Fatal: repository contains errors

I don’t understand how this is possible, a fresh repo showing corruption after a few, simple operations? Also, is this repairable?

Thanks a lot for your input,

I presume you are using restic 0.14.0, can you verify? What is your repository string/URL?

Yes, it is Restic 0.14.0.

The repo string is a bit involved.

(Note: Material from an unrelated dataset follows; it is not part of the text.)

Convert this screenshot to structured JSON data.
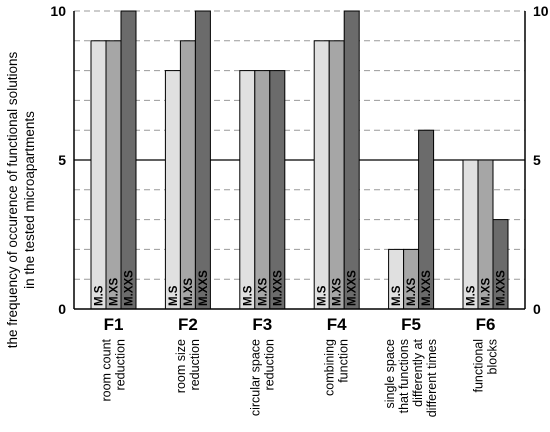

Let us call the backup source machine β€œS” and the backup target machine β€œT”. Backups are initiated from β€œT” by ssh-ing into β€œS” and opening a port back to β€œT”, like this

ssh -A -R 9999:127.0.0.1:22 "S" /path/to/backup/script

/path/to/backup/script then runs the backup on β€œS” using the repo string sftp://root@localhost:9999//q/rdir as the destination for the backup. /q/rdir is the name of the restic repo directory on β€œT”. The various public/private keypairs to authenticate all of this are in the right places.

I ran the pruning operation and restic check on β€œT”, but that should not matter much, or should it?

thanks,

The result should be identical assuming that both machines work correctly.

Having corrupted data after such a short amount of time and relatively small repository usually indicates some hardware problems. Could you run a memcheck and maybe prime95 or similar to test that the CPU works properly?

You called it right Michael, one of the memory chips in that machine (β€œT”) is indeed flaky, so obviously all bets are off.

In a way that is a relief, I would have hated to have found a bug that puts the integrity of all those restic backups out there into question …

best,

1 Like

You are not alone! Plenty cases here where restic uncovered hardware problems.